Sebelah tangannya mengelus punggungku dengan teratur. Menciptakan kehangatan yang menyamankan. Ini sungguh merusak nalarku. Tiada yang lain selain meinta terus dan terus. Rasanya aku tidak ingin Alex berhenti. Aku ingin ia menyentuhku semakin dalam dan dalam lagi.
 
Mataku yang terpejam menikmati kelihaiannya pun terbuka. Ketika kurasakan elusan lembut diarea keramatku.
 
"Enghhh ... Alexhh.
 
Tanpa meminta persetujuan ia melepasan kain terkahir di bawah sana. Lalu pria itu membimbing ke dua kakiku mengangkang. Alex menatapku dengan tatapan penuh nafsu. Hal itu semakin membuatku melayang jauh tak tergapai.
 
"Hana, lihat aku," panggilnya serak. Aku membalas tatapannya.
 
"Dengar ini, aku ingin kau menatap mataku. Kau tidak boleh memejamkan mata. Mendesahlah dengan menatapku. Lihat wajahku. Kau dengar?" ujarnya tegas.
 
Karena nalarku sudah buntu, aku hanya mengangguk saja tanpa mengerti apa yang baru saja ia ucapkan. Lalu aku tersentak kuat ketika sesuatu berada diantara lubang dan klistorisku.
 
"Aaah!" Rasanya lebih gila dari area sensitifku yang lain.
 
"Engghh ... Alexhh," rengekku manja. Ia menggesek terlalu cepat.
 
"Hana, kau tidak dengar apa yang kukatan barusan?"
 
"Aah ... a-apa?" tanyaku mencoba mengambil alih kewarasanku sebelum benar-benar tenggelam
 
"Tatap aku!" serunya.
 
Aku mencoba menatapnya. Ia sedang menghujamku dengan mata tajamnya. Tetapi semua tangannya sedang sibuk melemahkanku. Yang satu memilin puting secara bergantian, sedangkan satunya menggosok daging kecil di bawah sana dengan ritme berantakan. Kadang pelan bahkan nyaris lembut, kadang brutal sampai terasa perih.
 
"Alexhh! Tolooong!" pekikku tak tahan.
 
"Mendesahlah, tapi lihat aku. Hana, kau dengar?!" Suara baritonnya benar-benar tak ingin dibantah.
 
"Iya, Sayang.

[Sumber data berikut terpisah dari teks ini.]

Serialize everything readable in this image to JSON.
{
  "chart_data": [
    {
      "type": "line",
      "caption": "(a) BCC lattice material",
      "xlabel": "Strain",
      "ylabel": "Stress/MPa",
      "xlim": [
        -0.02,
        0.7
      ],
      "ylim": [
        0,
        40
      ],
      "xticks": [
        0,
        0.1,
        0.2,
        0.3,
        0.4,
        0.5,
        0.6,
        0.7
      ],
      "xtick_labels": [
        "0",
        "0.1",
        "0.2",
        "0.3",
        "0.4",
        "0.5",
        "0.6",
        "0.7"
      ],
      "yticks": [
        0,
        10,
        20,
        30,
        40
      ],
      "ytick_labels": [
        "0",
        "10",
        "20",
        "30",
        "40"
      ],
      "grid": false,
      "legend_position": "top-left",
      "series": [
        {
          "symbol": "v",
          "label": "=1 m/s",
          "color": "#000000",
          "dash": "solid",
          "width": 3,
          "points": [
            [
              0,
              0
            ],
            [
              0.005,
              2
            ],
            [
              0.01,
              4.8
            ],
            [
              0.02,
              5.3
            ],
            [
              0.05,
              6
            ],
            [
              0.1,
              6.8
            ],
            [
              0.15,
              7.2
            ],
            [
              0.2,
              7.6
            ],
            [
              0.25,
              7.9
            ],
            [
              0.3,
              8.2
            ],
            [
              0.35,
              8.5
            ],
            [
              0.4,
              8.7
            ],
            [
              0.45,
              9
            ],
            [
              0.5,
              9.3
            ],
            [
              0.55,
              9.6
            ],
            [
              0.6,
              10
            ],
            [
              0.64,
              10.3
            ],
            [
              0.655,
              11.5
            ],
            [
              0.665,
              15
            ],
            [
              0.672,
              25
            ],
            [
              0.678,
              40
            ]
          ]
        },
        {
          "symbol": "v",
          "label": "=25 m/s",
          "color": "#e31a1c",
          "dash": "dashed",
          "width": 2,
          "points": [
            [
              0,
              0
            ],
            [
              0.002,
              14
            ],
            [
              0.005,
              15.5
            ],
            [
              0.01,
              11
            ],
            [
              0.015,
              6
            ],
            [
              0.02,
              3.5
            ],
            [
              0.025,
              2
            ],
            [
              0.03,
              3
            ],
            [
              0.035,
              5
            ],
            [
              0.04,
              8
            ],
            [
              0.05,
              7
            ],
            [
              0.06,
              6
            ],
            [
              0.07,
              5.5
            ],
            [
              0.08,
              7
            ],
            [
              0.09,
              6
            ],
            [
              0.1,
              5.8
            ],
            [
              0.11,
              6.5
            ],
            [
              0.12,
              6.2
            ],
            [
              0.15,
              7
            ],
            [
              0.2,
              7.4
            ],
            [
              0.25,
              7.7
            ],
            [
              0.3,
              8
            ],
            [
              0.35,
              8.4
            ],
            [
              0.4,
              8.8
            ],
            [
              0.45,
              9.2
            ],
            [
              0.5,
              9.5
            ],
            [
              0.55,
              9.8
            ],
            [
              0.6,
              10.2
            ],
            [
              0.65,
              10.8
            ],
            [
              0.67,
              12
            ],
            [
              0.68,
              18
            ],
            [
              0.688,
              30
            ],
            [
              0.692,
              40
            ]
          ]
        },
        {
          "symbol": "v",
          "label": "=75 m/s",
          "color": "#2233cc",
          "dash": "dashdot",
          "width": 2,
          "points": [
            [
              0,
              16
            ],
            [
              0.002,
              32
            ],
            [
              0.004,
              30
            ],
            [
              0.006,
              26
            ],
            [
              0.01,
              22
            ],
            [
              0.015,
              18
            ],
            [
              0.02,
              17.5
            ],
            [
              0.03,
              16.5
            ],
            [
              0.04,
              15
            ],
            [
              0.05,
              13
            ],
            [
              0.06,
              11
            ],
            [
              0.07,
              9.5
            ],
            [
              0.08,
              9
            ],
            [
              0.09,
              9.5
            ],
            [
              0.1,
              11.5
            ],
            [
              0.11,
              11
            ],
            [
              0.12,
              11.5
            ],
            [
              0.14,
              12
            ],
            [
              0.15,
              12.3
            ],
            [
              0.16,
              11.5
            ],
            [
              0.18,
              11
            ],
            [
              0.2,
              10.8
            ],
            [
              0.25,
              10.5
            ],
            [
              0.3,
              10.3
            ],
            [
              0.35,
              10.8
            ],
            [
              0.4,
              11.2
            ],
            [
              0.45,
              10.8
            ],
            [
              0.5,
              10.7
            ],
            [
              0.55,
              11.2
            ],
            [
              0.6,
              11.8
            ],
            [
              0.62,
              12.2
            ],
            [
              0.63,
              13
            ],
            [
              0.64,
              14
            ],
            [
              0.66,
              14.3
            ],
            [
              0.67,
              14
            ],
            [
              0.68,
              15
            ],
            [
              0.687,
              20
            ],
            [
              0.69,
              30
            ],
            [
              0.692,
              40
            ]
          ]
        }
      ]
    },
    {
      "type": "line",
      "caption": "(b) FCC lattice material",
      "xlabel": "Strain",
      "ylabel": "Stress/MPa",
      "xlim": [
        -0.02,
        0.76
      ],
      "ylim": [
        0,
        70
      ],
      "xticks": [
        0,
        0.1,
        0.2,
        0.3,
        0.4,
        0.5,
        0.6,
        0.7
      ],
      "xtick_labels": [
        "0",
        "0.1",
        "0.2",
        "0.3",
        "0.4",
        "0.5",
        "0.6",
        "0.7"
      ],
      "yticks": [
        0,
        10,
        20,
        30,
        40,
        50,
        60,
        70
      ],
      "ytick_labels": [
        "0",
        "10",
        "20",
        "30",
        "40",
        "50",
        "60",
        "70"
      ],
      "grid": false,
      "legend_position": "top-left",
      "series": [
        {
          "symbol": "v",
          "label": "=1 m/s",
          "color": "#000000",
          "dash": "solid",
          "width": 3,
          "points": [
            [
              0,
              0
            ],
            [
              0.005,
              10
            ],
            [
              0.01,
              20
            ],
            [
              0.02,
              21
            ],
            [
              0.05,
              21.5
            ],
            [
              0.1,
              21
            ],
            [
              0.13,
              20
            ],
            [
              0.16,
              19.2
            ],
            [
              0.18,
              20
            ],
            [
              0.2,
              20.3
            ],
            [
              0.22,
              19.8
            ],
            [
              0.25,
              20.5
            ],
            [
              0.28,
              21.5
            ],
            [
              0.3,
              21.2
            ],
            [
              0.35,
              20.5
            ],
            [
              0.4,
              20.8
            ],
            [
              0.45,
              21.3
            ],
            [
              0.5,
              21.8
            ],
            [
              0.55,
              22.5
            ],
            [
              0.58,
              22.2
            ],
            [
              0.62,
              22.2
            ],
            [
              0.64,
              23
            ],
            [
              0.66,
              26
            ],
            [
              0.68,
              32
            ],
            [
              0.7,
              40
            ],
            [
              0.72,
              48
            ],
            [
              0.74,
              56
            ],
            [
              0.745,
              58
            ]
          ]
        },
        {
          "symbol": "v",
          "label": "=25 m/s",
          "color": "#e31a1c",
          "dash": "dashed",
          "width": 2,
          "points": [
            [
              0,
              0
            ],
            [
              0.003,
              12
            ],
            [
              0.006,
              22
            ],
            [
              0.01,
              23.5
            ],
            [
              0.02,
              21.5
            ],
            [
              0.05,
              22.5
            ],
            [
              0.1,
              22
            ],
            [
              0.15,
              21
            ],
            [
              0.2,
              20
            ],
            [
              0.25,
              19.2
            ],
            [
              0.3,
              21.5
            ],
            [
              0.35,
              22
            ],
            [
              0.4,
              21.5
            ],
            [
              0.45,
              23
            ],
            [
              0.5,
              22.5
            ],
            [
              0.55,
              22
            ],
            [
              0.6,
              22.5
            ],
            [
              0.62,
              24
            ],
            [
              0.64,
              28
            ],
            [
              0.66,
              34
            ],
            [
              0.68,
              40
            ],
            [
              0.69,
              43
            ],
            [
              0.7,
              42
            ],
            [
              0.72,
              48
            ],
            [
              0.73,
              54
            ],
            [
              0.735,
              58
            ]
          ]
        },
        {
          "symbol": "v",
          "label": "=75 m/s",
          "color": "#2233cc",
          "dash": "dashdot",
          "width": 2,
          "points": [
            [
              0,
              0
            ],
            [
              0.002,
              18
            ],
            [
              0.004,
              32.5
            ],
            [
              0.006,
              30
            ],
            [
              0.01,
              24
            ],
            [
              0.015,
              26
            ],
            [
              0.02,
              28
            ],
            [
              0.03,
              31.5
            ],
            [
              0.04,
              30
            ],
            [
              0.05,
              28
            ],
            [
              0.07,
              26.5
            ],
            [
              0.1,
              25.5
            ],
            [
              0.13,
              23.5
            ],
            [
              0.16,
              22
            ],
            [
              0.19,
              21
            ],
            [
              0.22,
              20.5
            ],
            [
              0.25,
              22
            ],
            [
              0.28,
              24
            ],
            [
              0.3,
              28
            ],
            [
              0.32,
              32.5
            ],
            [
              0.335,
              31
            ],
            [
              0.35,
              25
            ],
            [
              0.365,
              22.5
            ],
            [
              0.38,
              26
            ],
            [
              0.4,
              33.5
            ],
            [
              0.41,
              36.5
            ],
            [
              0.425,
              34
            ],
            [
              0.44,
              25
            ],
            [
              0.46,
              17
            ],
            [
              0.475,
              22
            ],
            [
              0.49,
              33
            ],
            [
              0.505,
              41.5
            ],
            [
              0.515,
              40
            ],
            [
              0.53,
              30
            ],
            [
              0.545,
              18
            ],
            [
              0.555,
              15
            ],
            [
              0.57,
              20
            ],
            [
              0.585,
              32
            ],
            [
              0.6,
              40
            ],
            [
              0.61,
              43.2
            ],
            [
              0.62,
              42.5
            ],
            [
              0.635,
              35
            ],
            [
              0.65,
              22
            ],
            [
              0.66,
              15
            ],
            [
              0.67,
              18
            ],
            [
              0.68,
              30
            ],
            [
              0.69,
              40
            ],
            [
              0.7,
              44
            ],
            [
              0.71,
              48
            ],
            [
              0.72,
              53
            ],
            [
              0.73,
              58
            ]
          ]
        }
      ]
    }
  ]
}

Aku melihatmu ... aaahh!" Aku membelai pipinya. Lalu terpampanglah senyum lebar menawannya yang sejak tadi kutunggu.
 
"Bagus. Kuberikan apa yang kau mau."
 
Ia mengecup bibirku sekilas, lalu melahap rakus kembali putingku dengan kuat. Sebelah tangannya meremas dan menjepit kembaran bukitku.
 
Tidak hanya itu, tangan yang sejak tadi sibuk bermain di daerah luar lembah keramatku, kini telah menerobos masuk. Jari tengahnya mengocok dengan rotme teratur. Sedang telunjuknya asyik menekan klistorisku.
 
Aku benar-benar dibuat gila. Sensasi ini membuatku tidak lagi memijak bumi. Aku sudab terbang jauh tinggi. Bukit kembar dan lembar keramatku sudah basah tak karuan lagi.
 
"Aahh ... ah ... yaahh.
 
"Alex ... jangan berhentiihh. Tidakhh ... tidak! Yashh aah!"
 
"Terus ... terushh. Enghh iya, di situ. Aaah!"